Kölelik, insanlık tarihinin başlangıcından itibaren tüm toplumlarda çeşitli şekillerde var olmuş bir kavramdır. Geçmişten günümüze birçok inanışa ve eski hukuk sistemlerine benzer niteliklerde konu olan kölelik sistemi, bir çok yasal, yönetsel ve teolojik düzenlemelerle yasaklanmasına karşın gerçekte hiçbir zaman ortadan kalkmamış, farklı biçimlerde devam etmiş modern kölelik olarak adlandırılmıştır.
Modern kölelik bir nevi, "köleliğin daha güncel, daha çağdaş veya yeni algılanış ve uygulanış biçimlerine işaret etmektedir." İnsan ticareti, cinsel istismar, çocuk işçiler, zorla çalıştırılma, ırkçılığa bağlı olarak oluşan sömürgecilik gibi çeşitlerinin günümüzde hala yaşanmaktadır.

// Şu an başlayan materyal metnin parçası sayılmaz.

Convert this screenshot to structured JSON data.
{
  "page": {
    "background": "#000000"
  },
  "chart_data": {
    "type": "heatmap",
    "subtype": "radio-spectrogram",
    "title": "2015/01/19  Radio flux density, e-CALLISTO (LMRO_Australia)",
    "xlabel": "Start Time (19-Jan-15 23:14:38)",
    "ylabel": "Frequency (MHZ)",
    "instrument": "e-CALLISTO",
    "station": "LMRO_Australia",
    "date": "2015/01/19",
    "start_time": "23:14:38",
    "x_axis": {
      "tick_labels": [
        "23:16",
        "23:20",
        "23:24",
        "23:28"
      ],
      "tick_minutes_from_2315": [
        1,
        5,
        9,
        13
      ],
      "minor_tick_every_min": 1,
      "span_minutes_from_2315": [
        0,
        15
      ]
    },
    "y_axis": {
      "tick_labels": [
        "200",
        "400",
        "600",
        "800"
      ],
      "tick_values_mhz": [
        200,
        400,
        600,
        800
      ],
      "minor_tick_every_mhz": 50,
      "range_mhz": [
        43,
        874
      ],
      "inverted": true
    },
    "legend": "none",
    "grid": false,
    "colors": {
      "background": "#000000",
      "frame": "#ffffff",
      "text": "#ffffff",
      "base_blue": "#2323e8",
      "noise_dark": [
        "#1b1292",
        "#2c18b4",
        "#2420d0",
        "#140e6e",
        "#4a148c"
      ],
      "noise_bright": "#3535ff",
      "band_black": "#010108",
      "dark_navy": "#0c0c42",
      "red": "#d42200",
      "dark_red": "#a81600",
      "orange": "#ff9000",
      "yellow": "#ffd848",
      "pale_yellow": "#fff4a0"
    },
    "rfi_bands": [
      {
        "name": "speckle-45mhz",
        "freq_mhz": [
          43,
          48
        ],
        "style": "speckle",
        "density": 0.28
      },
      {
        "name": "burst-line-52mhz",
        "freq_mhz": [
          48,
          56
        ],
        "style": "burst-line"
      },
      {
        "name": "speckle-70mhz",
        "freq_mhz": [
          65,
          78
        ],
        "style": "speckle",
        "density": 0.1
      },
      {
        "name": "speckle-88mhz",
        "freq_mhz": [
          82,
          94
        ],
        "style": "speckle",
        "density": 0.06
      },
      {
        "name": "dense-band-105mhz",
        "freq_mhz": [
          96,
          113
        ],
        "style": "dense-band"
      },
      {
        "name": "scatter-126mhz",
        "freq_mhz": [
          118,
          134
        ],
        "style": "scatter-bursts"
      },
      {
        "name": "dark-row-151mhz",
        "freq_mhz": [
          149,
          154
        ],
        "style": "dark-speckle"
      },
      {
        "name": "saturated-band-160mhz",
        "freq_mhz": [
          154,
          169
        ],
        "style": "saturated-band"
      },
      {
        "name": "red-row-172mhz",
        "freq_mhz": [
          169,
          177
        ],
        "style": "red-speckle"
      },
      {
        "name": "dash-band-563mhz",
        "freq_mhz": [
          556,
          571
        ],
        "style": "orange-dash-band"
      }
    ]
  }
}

Modern kölelik ile klasik köleliği birbirinden ayıran en önemli faktör ise kişinin toplumdaki hukuki statüsü ile ilgilidir. Ve bu statü hala varlığını hissettirmeden de olsa korumaktadır. Buna göre; modern köle olan kişi hukuken var olan statüsünü korumaktadır, yani köleleştirildiği halde özgür bir birey olarak görülmekte ve yaşamaktadır. Ayrıca modern kölelik, sömüren ve sömürülen arasındaki ilişki ile oluşan sömürü durumunun devam etmesi için uygulanan yöntemlerin farklılaşmasıyla da klasik kölelikten ayrılmaktadır. Mesela, söz konusu şahıs kaçak ise, belgelerine ve pasaportuna el konularak üzerinde mutlak hakimiyet kurulur. Yani sınır dışı edilme tehdidiyle sömürülür.
Geçirdiği dönüşümlerle modern köleliğin bir diğer farkı da aleni olmasıdır. Yani ana kaynağını kişinin özgürlüğünden ve karşı koyma gücünden fiilen mahrum edilmesi durumundan alır. Söz konusu olan bu durum, fiziki veya entelektüel olabileceği gibi ekonomik, sosyal ya da hukuki de olabilir.
Avustralyalı insan hakları kuruluşu Walk Free Foundation'un raporu, dünyada modern köleliğin durumunu gözler önüne seriyor. Rapora göre ise, Türkiye modern kölelikte Avrupa'da ikinci sırada.
"2016 Küresel Kölelik Endeksi"ne göre dünya çapında 45 milyon 800 bin kişi modern köle konumunda. Özellikle sığınmacı ve mültecilerin bu tehdit altında bulunduğuna dikkat çekiliyor. Walk Free Foundation'un kurucusu ve başkanı olan Andrew Forrest, modern kölelikle mücadelede şirketlerin çok önem taşıdığını vurgulamakta ve firmaları sevkiyatçı şirketlerdeki çalışma koşulları konusunda dikkatli olmaya çağırıyor. Ayrıca sevkiyat zincirlerinde şeffaflığın önemine dikkat çekerken, bir yandan da bunlar için bağımsız denetim kurumlarının güçlendirilmesi çağrısında bulunmuştur.
Umarım ki bir gün insanlar, özgür iradeleri ile dünya vatandaşı olarak insanca yaşayabilecek.